Operating under the username “Ratel” — an alias for the ferocious honey badger — Yoshii notices that the shadier his inventory becomes, the more his sales slip. Before long, the only things adding up are the bridges he’s burning. An online community of Ratel haters springs up, composed of people who’ve been cheated, conned, scammed, or robbed by his fraudulent tactics. After a few close calls — a tripwire along his usual scooter route, a projectile lobbed through a plate-glass window — Yoshii suspects his safe house might not be so safe after all. What unfolds is an anti-revenge flick, an inverted John Wick movie where our protagonist is the kind of stooge an action hero would pick off in the warehouse on his way to the final showdown with the criminal operation’s head honcho.

Although it lacks the supernatural darkness of Kurosawa’s biggest hits — Cure (1997) and Pulse (2001) — this similarly monosyllabic thriller from the Japanese filmmaker will still satisfy fans of his venerable cult classics. By flipping the vengeance-via-violence formula that’s in vogue right now, Kurosawa gives us a karmic tale with a fresh and exciting spin. What if the ruthless gangsters were the vigilantes and the invincible warrior was easy pickings? Painstakingly paced, with a gradually increasing heat that reaches its boiling point only marginally faster than a watched pot, Cloud — like other Kurosawa efforts — will reward patient viewers with thought-provoking thrills and a sticky sense of dread that ranks among the director’s best.

Eephus
Music Box Films

Mid-October. Somewhere, on a baseball diamond much nicer than the one where the Riverdogs and the Adlers play, in a city much larger than their Massachusetts suburb, Major League Baseball’s postseason is in full swing. However, in Eephus, cinematographer-turned-director Carson Lund’s feature debut, the stakes seem higher on this decrepit field than in even the most heated World Series Game 7. That’s because, after today’s game, their sandlot gets paved to make way for a new middle school.

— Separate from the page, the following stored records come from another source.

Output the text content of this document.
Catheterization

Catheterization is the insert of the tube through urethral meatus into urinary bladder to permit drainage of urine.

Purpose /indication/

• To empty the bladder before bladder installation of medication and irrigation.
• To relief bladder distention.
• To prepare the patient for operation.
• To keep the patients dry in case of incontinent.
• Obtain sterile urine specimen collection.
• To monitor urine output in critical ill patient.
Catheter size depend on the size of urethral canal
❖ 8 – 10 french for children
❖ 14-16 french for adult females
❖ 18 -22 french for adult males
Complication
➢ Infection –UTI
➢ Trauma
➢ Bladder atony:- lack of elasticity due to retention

These two teams aren’t professionals in the making. They’re not even minor-league material, really. This is a loosely assembled recreational league for a bunch of middle-age men. Some are younger, arriving late, while others are older, leaving early, but they are all in it for their shared love and hate of the game. Their final game, at that. It adds a certain bittersweetness to the autumn air as the Riverdogs — the away team, in blue — and the Adlers — the home team, in red — take their places for one last ballgame.

If the Boston accents weren’t an immediate giveaway, Lund’s film reveals itself to be firmly rooted in its Massachusetts setting: vibrant fall foliage and cases of Narragansett beer in practically every shot, plus cameos from Red Sox Hall-of-Famer Bill “Spaceman” Lee and nonagenarian Bostonian documentarian Frederick Wiseman. The strong sense of place, combined with the pathetic athletics on display in near-real time, makes for an endlessly watchable, frequently funny, and thoroughly unique first film.

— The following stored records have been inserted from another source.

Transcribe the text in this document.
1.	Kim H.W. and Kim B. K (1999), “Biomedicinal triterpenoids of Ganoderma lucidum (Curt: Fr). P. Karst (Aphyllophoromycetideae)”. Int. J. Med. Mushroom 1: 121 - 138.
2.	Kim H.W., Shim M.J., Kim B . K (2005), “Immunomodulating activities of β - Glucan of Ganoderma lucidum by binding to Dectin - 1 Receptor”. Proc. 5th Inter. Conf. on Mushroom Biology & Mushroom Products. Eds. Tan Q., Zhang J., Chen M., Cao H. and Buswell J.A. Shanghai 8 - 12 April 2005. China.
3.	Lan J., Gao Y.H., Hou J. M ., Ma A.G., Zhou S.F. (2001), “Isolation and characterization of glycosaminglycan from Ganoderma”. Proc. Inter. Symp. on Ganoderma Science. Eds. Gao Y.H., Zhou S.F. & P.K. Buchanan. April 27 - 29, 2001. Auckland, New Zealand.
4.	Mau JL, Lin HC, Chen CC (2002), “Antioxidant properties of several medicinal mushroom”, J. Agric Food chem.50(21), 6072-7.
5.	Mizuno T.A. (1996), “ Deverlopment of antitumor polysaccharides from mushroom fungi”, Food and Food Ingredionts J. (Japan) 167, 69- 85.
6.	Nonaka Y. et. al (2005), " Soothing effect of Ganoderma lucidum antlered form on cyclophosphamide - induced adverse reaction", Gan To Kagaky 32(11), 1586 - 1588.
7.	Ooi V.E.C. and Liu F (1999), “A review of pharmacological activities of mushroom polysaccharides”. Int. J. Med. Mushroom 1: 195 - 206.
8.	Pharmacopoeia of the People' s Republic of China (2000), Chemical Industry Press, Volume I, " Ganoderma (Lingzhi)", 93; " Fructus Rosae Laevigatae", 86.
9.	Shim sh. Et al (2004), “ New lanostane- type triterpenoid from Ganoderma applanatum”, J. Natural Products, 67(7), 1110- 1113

Eephus is a lot more than just baseball gags (though there are some excellent ones). There’s a palpable nostalgia for what’s been lost, even if none of these lovably irascible men are openly sentimental about their farewell game. Instead, they show their true feelings the same way many manchildren do: getting pissed off at stupid, inconsequential things that serve as a conduit for all the bottled-up emotions they can’t bring themselves to express in more genuine fashion. As the sun sinks lower and the game drags on longer, Eephus becomes more than just a great sports movie with the ensemble to match. It’s a meditative, melancholic effort that proves a lesser-known highlight of the year.